Key runtime concepts:

  • run(...) starts the simulation. You can override any [sim] defaults, such as dt, T/N, record, record_interval, max_steps, and selective recording via record_vars.
  • Sim.config(...) sets persistent defaults to avoid repeating settings on every run().
  • Sim.assign(...) updates states/parameters or clears history before running.
  • Sim.results() provides a ResultsView for named access, while Sim.raw_results() gives direct array views via the low-level Results buffer.
  • Sim.reset() returns to a named snapshot (the "initial" snapshot is created automatically on the first run) and clears recorded history.
  • Sim.create_snapshot(...), list_snapshots(), and name_segment() enable control over reproducible segments for multiple scenarios.
  • run(resume=True) continues from the current state, allowing seamless stitching of simulation segments.

Sim respects the [sim] table in the DSL, so simulation parameters have sensible defaults. run() only changes what you specify.

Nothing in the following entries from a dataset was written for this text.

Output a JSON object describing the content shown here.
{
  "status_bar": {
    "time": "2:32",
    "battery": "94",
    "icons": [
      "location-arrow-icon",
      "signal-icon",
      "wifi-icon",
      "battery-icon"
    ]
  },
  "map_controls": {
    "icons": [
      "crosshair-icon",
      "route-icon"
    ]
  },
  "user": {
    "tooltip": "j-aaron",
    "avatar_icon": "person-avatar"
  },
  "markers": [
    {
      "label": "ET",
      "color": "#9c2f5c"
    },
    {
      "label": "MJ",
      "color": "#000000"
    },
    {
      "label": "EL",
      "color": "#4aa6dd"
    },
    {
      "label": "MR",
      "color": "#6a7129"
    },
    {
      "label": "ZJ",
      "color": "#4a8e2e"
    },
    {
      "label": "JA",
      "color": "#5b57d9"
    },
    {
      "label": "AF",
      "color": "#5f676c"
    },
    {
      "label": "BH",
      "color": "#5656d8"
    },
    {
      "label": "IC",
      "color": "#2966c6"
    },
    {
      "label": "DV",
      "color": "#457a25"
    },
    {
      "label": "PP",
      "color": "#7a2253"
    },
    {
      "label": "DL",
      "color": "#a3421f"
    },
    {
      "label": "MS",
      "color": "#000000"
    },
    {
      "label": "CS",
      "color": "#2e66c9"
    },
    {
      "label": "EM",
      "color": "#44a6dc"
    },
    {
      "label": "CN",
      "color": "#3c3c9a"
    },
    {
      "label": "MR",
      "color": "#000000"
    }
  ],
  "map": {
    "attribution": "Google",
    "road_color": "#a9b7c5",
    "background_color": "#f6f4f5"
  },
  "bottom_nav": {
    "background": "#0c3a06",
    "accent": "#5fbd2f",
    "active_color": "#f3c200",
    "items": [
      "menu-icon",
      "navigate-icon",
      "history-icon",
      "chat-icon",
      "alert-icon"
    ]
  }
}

3. Quick Setup with setup()

For a fast way to compile and run, use the setup() helper. It combines build() and Sim() in one call, applies the same defaults, and provides access to the compiled model via sim.model.

from dynlib import setup

sim = setup("my_model.toml", stepper="rk4", jit=True)
sim.run(T=10.0)
print(sim.results().t)

Since setup() gives you a ready-to-run Sim, it's the quickest way to start simulations. Reserve the explicit build() + Sim() approach for cases where you need to manipulate the FullModel first (e.g., inspecting guards, exporting sources, or caching for reuse).

Workflow Tips

  • Build once and reuse the FullModel for different scenarios or data shapes.
  • Keep a Sim instance alive for snapshots, presets, or repeated configurations; resetting and reusing is more efficient than rebuilding.
  • Rely on [sim] defaults for most settings, using Sim.config() and targeted run() overrides as needed.
  • Use setup() for rapid prototyping, testing, or demos.
  • Enable jit=True only when numba is installed and simulations are long enough to justify compilation overhead. For short runs, use jit=False to stick with the interpreter.